Tirrell: I was division chair in Chemistry and Chemical Engineering from 1999 until 2009. Because the division chairs report to the provost, I had pretty good look at what the job was. But after getting into it, like many others, it turns out it’s a bigger job than I realized. So, it is different. I think I would find it difficult to maintain the kind of research program that I led as division chair while serving as provost. The provost job just requires more time. So, to do it at this career stage when I would’ve been scaling back my research program anyway, it’s turned out to be a good time to do it.

And seeing the things that we’ve just talked about take shape—that’s satisfying.

Q: The defining event of the past several years undoubtedly has been the COVID-19 pandemic. What lessons learned from the pandemic are you taking forward?

Tirrell: I don’t feel as though I view Caltech differently now than I did before the pandemic. I am gratified by the response of the Caltech community to the challenges of the pandemic. The community accepted limitations on their normal activities while at the same time trying to sustain those activities at the highest possible level. I think that’s true of the academic parts of the institute, and I think it’s true of the support units on the campus who did everything they could possibly do to keep the academic mission healthy.

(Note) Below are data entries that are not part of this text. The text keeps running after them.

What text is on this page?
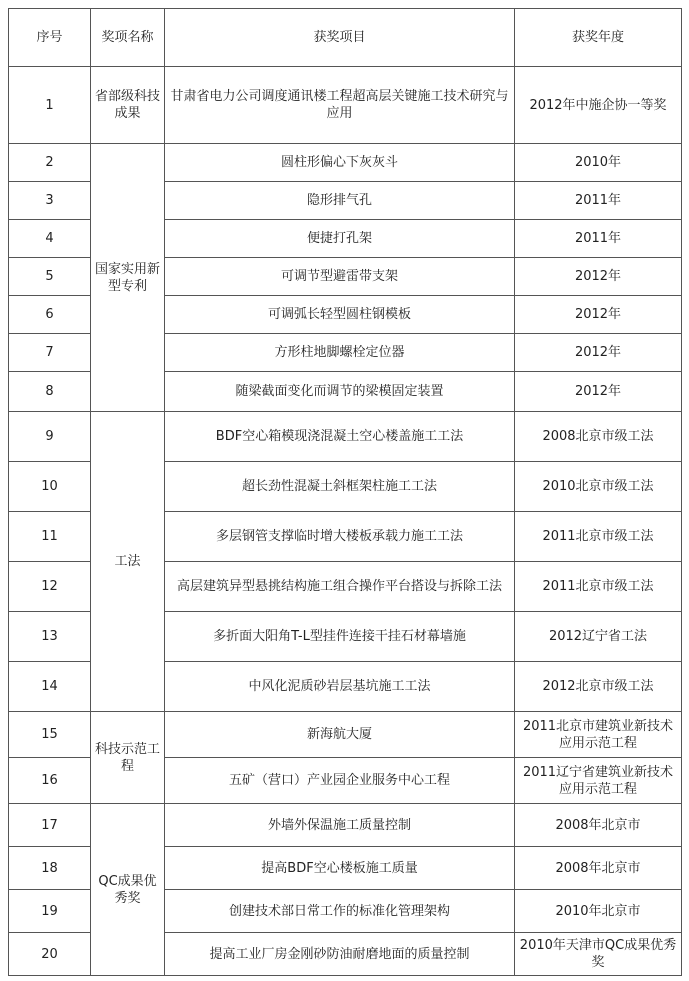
序号	奖项名称	获奖项目	获奖年度
1	省部级科技成果	甘肃省电力公司调度通讯楼工程超高层关键施工技术研究与应用	2012年中施企协一等奖
2	国家实用新型专利	圆柱形偏心下灰灰斗	2010年
3		隐形排气孔	2011年
4		便捷打孔架	2011年
5		可调节型避雷带支架	2012年
6		可调弧长轻型圆柱钢模板	2012年
7		方形柱地脚螺栓定位器	2012年
8		随梁截面变化而调节的梁模固定装置	2012年
9	工法	BDF空心箱模现浇混凝土空心楼盖施工工法	2008北京市级工法
10		超长劲性混凝土斜框架柱施工工法	2010北京市级工法
11		多层钢管支撑临时增大楼板承载力施工工法	2011北京市级工法
12		高层建筑异型悬挑结构施工组合操作平台搭设与拆除工法	2011北京市级工法
13		多折面大阳角T-L型挂件连接干挂石材幕墙施	2012辽宁省工法
14		中风化泥质砂岩层基坑施工工法	2012北京市级工法
15	科技示范工程	新海航大厦	2011北京市建筑业新技术应用示范工程
16		五矿（营口）产业园企业服务中心工程	2011辽宁省建筑业新技术应用示范工程
17	QC成果优秀奖	外墙外保温施工质量控制	2008年北京市
18		提高BDF空心楼板施工质量	2008年北京市
19		创建技术部日常工作的标准化管理架构	2010年北京市
20		提高工业厂房金刚砂防油耐磨地面的质量控制	2010年天津市QC成果优秀奖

Because we have a scientifically sophisticated community, our people were willing to do what needed to be done to get through the pandemic. We didn’t have politicization of the pandemic on the campus. There were disagreements about how long we needed to have a mask mandate in place, or what kind of surveillance testing we ought to be doing, and some other things. But they were well-informed disagreements, and they were points on which reasonable, well-informed people could disagree. But once decisions were made, people accepted them and continued to do their work.

This is an extraordinary community of people. I really do regard it is a privilege to work here. To spend your life surrounded by people like those we have here is a remarkable gift. It reminds me of the importance of Caltech as an institution. It’s important to the nation; it’s important to the world. It’s a distinctive institution; it’s more different from other institutions than one realizes before coming here. If anything, the pandemic reinforced those things.

Before I came to Caltech, I worked at two other universities over 20 years. I liked working at both of those too. But Caltech is different—the small size, the intimacy, the focus, the realization and the acceptance that we don’t have to do everything because we can’t do everything. It’s liberating to realize that you can focus on the things that make Caltech distinctive and irreplaceable. To be given a role in shaping such an organization is an extraordinary opportunity.